In making the decision to list, Kempthorne emphasized that neither oil and gas development nor subsistence activity are the reasons the bear was listed. In fact, since 1993, when the U.S. Fish and Wildlife Service began issuing disturbance permits for petroleum exploration in the arctic, there has not been a single polar bear or walrus death attributed to oil and gas development.
Despite Kempthorne’s finding that energy development was not a reason for listing the polar bear, Marilyn Crockett, Executive Director of the Alaska Oil and Gas Association, is concerned the decision will result in extended court battles over future oil and gas exploration in Alaska’s arctic. “We now have a species listed as threatened which is both healthy in size and population; the real risk is litigation that will follow,” Crockett said.
The Alaska Wilderness League and other environmental groups have already called for the suspension of all oil and gas activities in the Chukchi and Beaufort seas. The Chukchi is believed to be America’s most prolific unexplored offshore oil and gas basin.

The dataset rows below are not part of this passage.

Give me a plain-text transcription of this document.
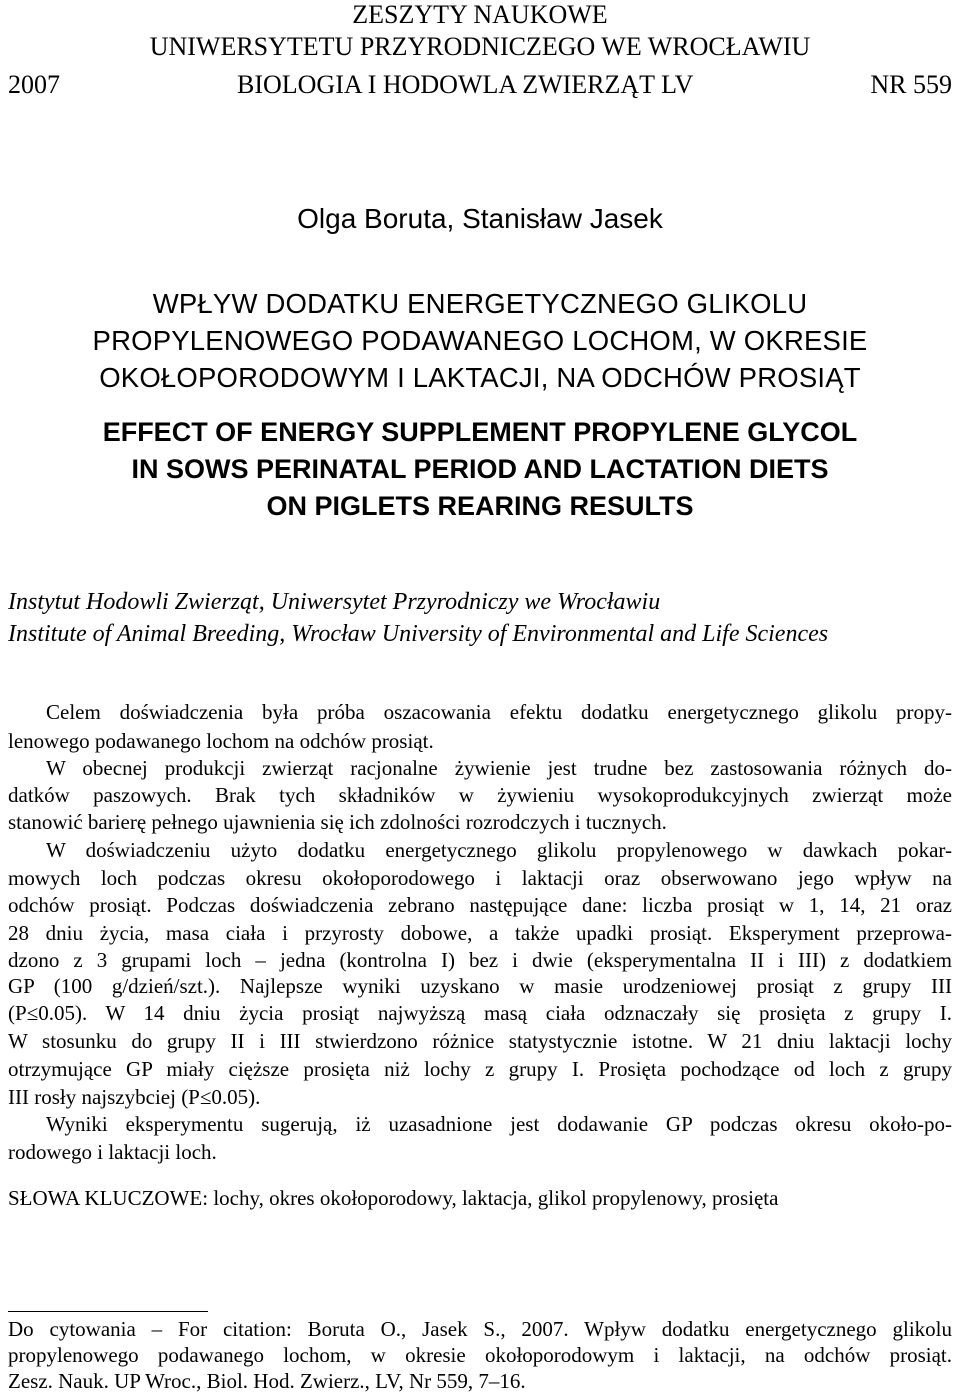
ZESZYTY NAUKOWE
UNIWERSYTETU PRZYRODNICZEGO WE WROCŁAWIU
2007	BIOLOGIA I HODOWLA ZWIERZĄT LV	NR 559
Olga Boruta, Stanisław Jasek
WPŁYW DODATKU ENERGETYCZNEGO GLIKOLU
PROPYLENOWEGO PODAWANEGO LOCHOM, W OKRESIE
OKOŁOPORODOWYM I LAKTACJI, NA ODCHÓW PROSIĄT
EFFECT OF ENERGY SUPPLEMENT PROPYLENE GLYCOL
IN SOWS PERINATAL PERIOD AND LACTATION DIETS
ON PIGLETS REARING RESULTS
Instytut Hodowli Zwierząt, Uniwersytet Przyrodniczy we Wrocławiu
Institute of Animal Breeding, Wrocław University of Environmental and Life Sciences
Celem doświadczenia była próba oszacowania efektu dodatku energetycznego glikolu propy-
lenowego podawanego lochom na odchów prosiąt.
W obecnej produkcji zwierząt racjonalne żywienie jest trudne bez zastosowania różnych do-
datków paszowych. Brak tych składników w żywieniu wysokoprodukcyjnych zwierząt może
stanowić barierę pełnego ujawnienia się ich zdolności rozrodczych i tucznych.
W doświadczeniu użyto dodatku energetycznego glikolu propylenowego w dawkach pokar-
mowych loch podczas okresu okołoporodowego i laktacji oraz obserwowano jego wpływ na
odchów prosiąt. Podczas doświadczenia zebrano następujące dane: liczba prosiąt w 1, 14, 21 oraz
28 dniu życia, masa ciała i przyrosty dobowe, a także upadki prosiąt. Eksperyment przeprowa-
dzono z 3 grupami loch – jedna (kontrolna I) bez i dwie (eksperymentalna II i III) z dodatkiem
GP (100 g/dzień/szt.). Najlepsze wyniki uzyskano w masie urodzeniowej prosiąt z grupy III
(P≤0.05). W 14 dniu życia prosiąt najwyższą masą ciała odznaczały się prosięta z grupy I.
W stosunku do grupy II i III stwierdzono różnice statystycznie istotne. W 21 dniu laktacji lochy
otrzymujące GP miały cięższe prosięta niż lochy z grupy I. Prosięta pochodzące od loch z grupy
III rosły najszybciej (P≤0.05).
Wyniki eksperymentu sugerują, iż uzasadnione jest dodawanie GP podczas okresu około-po-
rodowego i laktacji loch.
SŁOWA KLUCZOWE: lochy, okres okołoporodowy, laktacja, glikol propylenowy, prosięta
Do cytowania – For citation: Boruta O., Jasek S., 2007. Wpływ dodatku energetycznego glikolu
propylenowego podawanego lochom, w okresie okołoporodowym i laktacji, na odchów prosiąt.
Zesz. Nauk. UP Wroc., Biol. Hod. Zwierz., LV, Nr 559, 7–16.
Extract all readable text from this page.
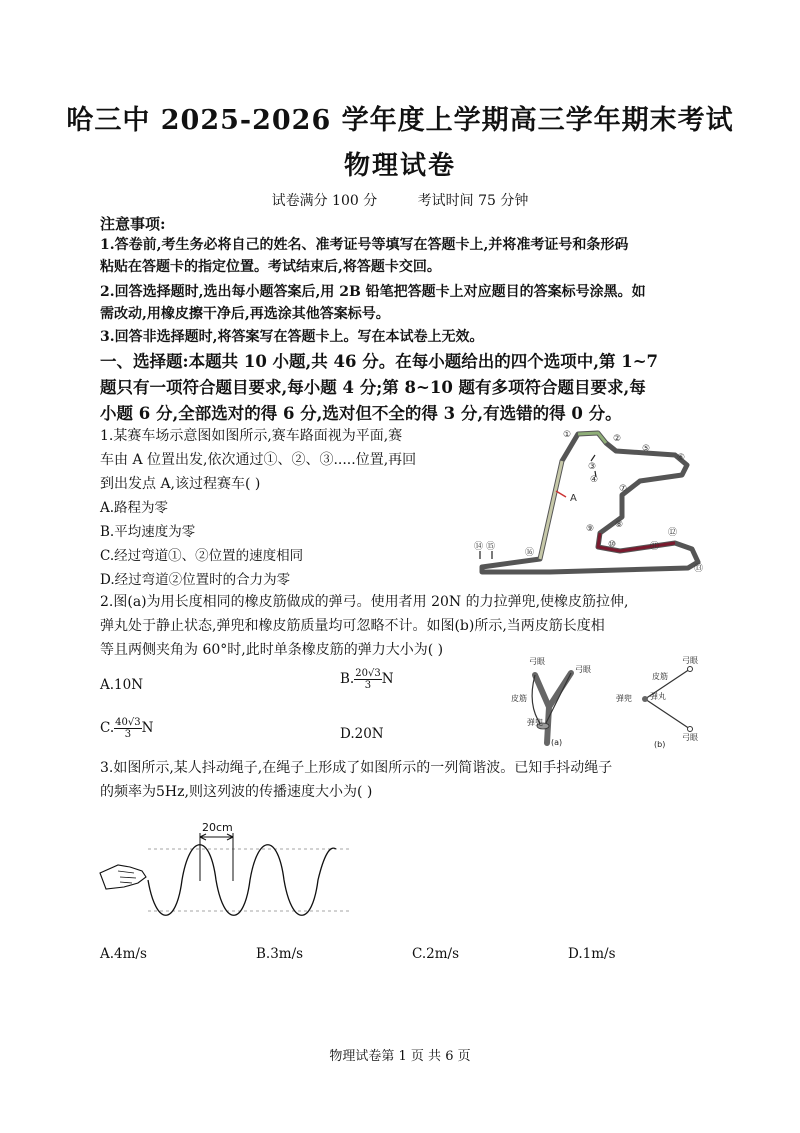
哈三中 2025-2026 学年度上学期高三学年期末考试
物理试卷
试卷满分 100 分	考试时间 75 分钟
注意事项:
1.答卷前,考生务必将自己的姓名、准考证号等填写在答题卡上,并将准考证号和条形码
粘贴在答题卡的指定位置。考试结束后,将答题卡交回。
2.回答选择题时,选出每小题答案后,用 2B 铅笔把答题卡上对应题目的答案标号涂黑。如
需改动,用橡皮擦干净后,再选涂其他答案标号。
3.回答非选择题时,将答案写在答题卡上。写在本试卷上无效。
一、选择题:本题共 10 小题,共 46 分。在每小题给出的四个选项中,第 1~7
题只有一项符合题目要求,每小题 4 分;第 8~10 题有多项符合题目要求,每
小题 6 分,全部选对的得 6 分,选对但不全的得 3 分,有选错的得 0 分。
1.某赛车场示意图如图所示,赛车路面视为平面,赛
车由 A 位置出发,依次通过①、②、③.....位置,再回
到出发点 A,该过程赛车( )
A.路程为零
B.平均速度为零
C.经过弯道①、②位置的速度相同
D.经过弯道②位置时的合力为零
①	②
③
④
⑤
⑥
⑦
⑧
⑨
⑩	⑪
⑫
⑬
⑭ ⑮
⑯
A
2.图(a)为用长度相同的橡皮筋做成的弹弓。使用者用 20N 的力拉弹兜,使橡皮筋拉伸,
弹丸处于静止状态,弹兜和橡皮筋质量均可忽略不计。如图(b)所示,当两皮筋长度相
等且两侧夹角为 60°时,此时单条橡皮筋的弹力大小为( )
A.10N	B. $\frac{20√3}{3}$ N
C. $\frac{40√3}{3}$ N	D.20N
弓眼
弓眼
皮筋
弹兜
(a)
弓眼
弓眼
皮筋
弹兜 弹丸
(b)
3.如图所示,某人抖动绳子,在绳子上形成了如图所示的一列简谐波。已知手抖动绳子
的频率为5Hz,则这列波的传播速度大小为( )
20cm
A.4m/s	B.3m/s	C.2m/s	D.1m/s
物理试卷第 1 页 共 6 页
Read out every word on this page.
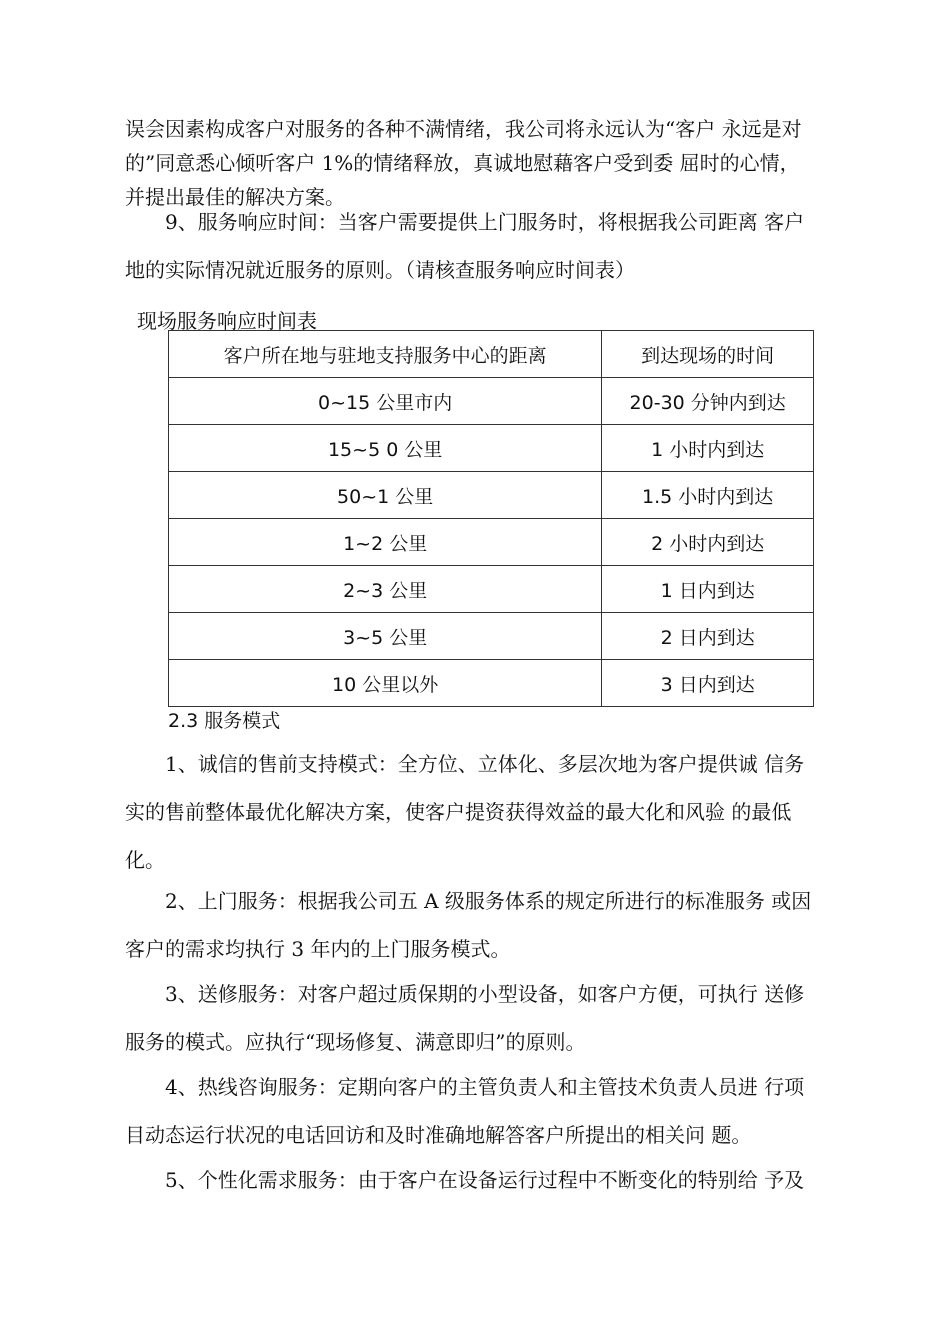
误会因素构成客户对服务的各种不满情绪，我公司将永远认为“客户 永远是对
的”同意悉心倾听客户 1%的情绪释放，真诚地慰藉客户受到委 屈时的心情，
并提出最佳的解决方案。
9、服务响应时间：当客户需要提供上门服务时，将根据我公司距离 客户
地的实际情况就近服务的原则。（请核查服务响应时间表）

现场服务响应时间表

客户所在地与驻地支持服务中心的距离	到达现场的时间
0~15 公里市内	20-30 分钟内到达
15~5 0 公里	1 小时内到达
50~1 公里	1.5 小时内到达
1~2 公里	2 小时内到达
2~3 公里	1 日内到达
3~5 公里	2 日内到达
10 公里以外	3 日内到达

2.3 服务模式

1、诚信的售前支持模式：全方位、立体化、多层次地为客户提供诚 信务
实的售前整体最优化解决方案，使客户提资获得效益的最大化和风验 的最低
化。
2、上门服务：根据我公司五 A 级服务体系的规定所进行的标准服务 或因
客户的需求均执行 3 年内的上门服务模式。
3、送修服务：对客户超过质保期的小型设备，如客户方便，可执行 送修
服务的模式。应执行“现场修复、满意即归”的原则。
4、热线咨询服务：定期向客户的主管负责人和主管技术负责人员进 行项
目动态运行状况的电话回访和及时准确地解答客户所提出的相关问 题。
5、个性化需求服务：由于客户在设备运行过程中不断变化的特别给 予及
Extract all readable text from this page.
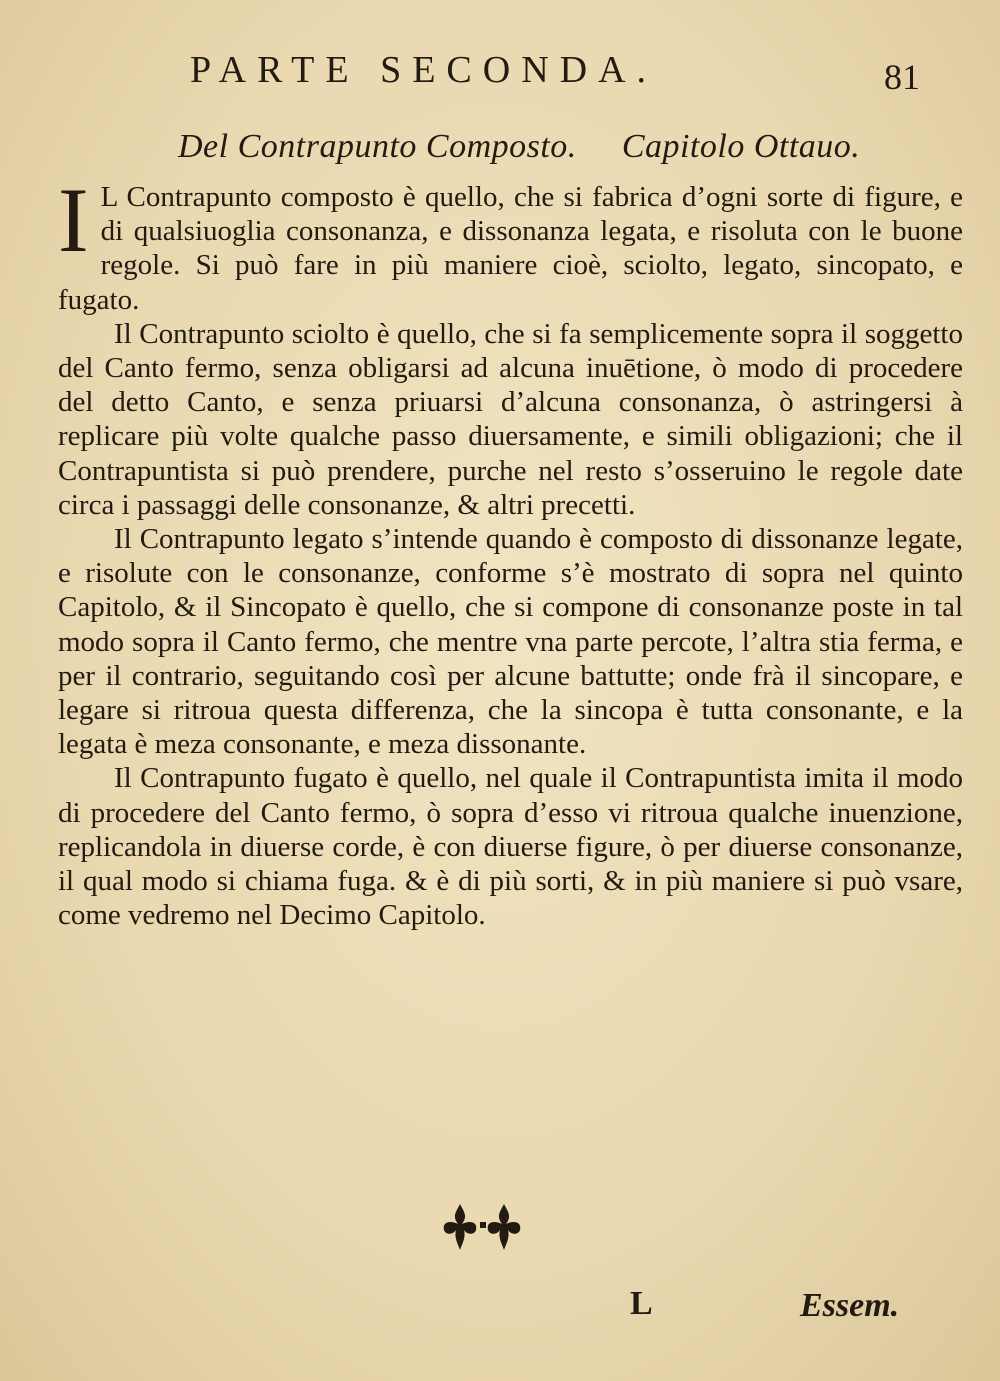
PARTE SECONDA.	81
Del Contrapunto Composto. Capitolo Ottauo.

I L Contrapunto composto è quello, che si fabrica d’ogni sorte di figure, e di qualsiuoglia consonanza, e dissonanza legata, e risoluta con le buone regole. Si può fare in più maniere cioè, sciolto, legato, sincopato, e fugato.

Il Contrapunto sciolto è quello, che si fa semplicemente sopra il soggetto del Canto fermo, senza obligarsi ad alcuna inuētione, ò modo di procedere del detto Canto, e senza priuarsi d’alcuna consonanza, ò astringersi à replicare più volte qualche passo diuersamente, e simili obligazioni; che il Contrapuntista si può prendere, purche nel resto s’osseruino le regole date circa i passaggi delle consonanze, & altri precetti.

Il Contrapunto legato s’intende quando è composto di dissonanze legate, e risolute con le consonanze, conforme s’è mostrato di sopra nel quinto Capitolo, & il Sincopato è quello, che si compone di consonanze poste in tal modo sopra il Canto fermo, che mentre vna parte percote, l’altra stia ferma, e per il contrario, seguitando così per alcune battutte; onde frà il sincopare, e legare si ritroua questa differenza, che la sincopa è tutta consonante, e la legata è meza consonante, e meza dissonante.

Il Contrapunto fugato è quello, nel quale il Contrapuntista imita il modo di procedere del Canto fermo, ò sopra d’esso vi ritroua qualche inuenzione, replicandola in diuerse corde, è con diuerse figure, ò per diuerse consonanze, il qual modo si chiama fuga. & è di più sorti, & in più maniere si può vsare, come vedremo nel Decimo Capitolo.

L	Essem.
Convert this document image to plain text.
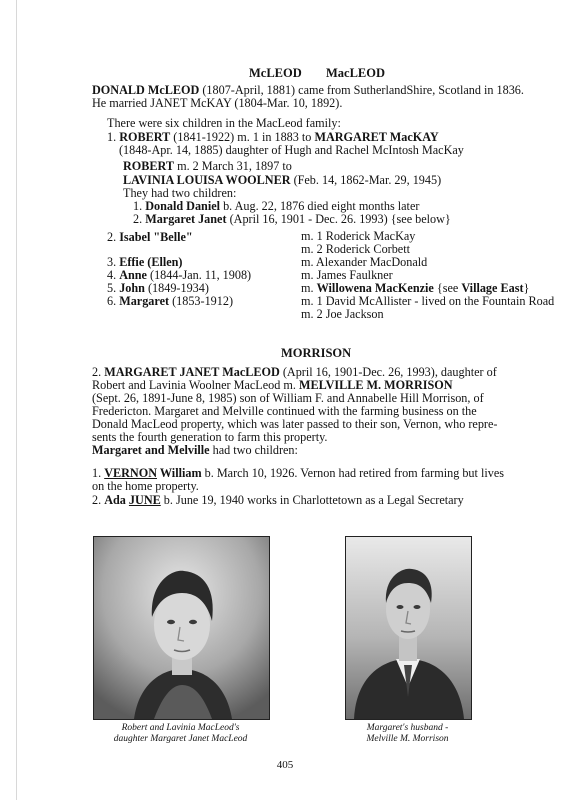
McLEOD MacLEOD
DONALD McLEOD (1807-April, 1881) came from SutherlandShire, Scotland in 1836.
He married JANET McKAY (1804-Mar. 10, 1892).
There were six children in the MacLeod family:
1. ROBERT (1841-1922) m. 1 in 1883 to MARGARET MacKAY
(1848-Apr. 14, 1885) daughter of Hugh and Rachel McIntosh MacKay
ROBERT m. 2 March 31, 1897 to
LAVINIA LOUISA WOOLNER (Feb. 14, 1862-Mar. 29, 1945)
They had two children:
1. Donald Daniel b. Aug. 22, 1876 died eight months later
2. Margaret Janet (April 16, 1901 - Dec. 26. 1993) {see below}
2. Isabel "Belle"
3. Effie (Ellen)
4. Anne (1844-Jan. 11, 1908)
5. John (1849-1934)
6. Margaret (1853-1912)
m. 1 Roderick MacKay
m. 2 Roderick Corbett
m. Alexander MacDonald
m. James Faulkner
m. Willowena MacKenzie {see Village East}
m. 1 David McAllister - lived on the Fountain Road
m. 2 Joe Jackson
MORRISON
2. MARGARET JANET MacLEOD (April 16, 1901-Dec. 26, 1993), daughter of
Robert and Lavinia Woolner MacLeod m. MELVILLE M. MORRISON
(Sept. 26, 1891-June 8, 1985) son of William F. and Annabelle Hill Morrison, of
Fredericton. Margaret and Melville continued with the farming business on the
Donald MacLeod property, which was later passed to their son, Vernon, who repre-
sents the fourth generation to farm this property.
Margaret and Melville had two children:
1. VERNON William b. March 10, 1926. Vernon had retired from farming but lives
on the home property.
2. Ada JUNE b. June 19, 1940 works in Charlottetown as a Legal Secretary
Robert and Lavinia MacLeod's
daughter Margaret Janet MacLeod
Margaret's husband -
Melville M. Morrison
405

“If polar bears and Pacific walrus are to survive in the face of global warming, we simply cannot allow oil development in the Chukchi Sea,” said Brendan Cummings, oceans program director at the CBD.
“Lawsuits have been and will continue to be filed opposing individual operations, lease sales and permits, and that will have a significant impact on business up here,” said Crockett. “In the end, significant energy policies and projects will be decided by the courts.”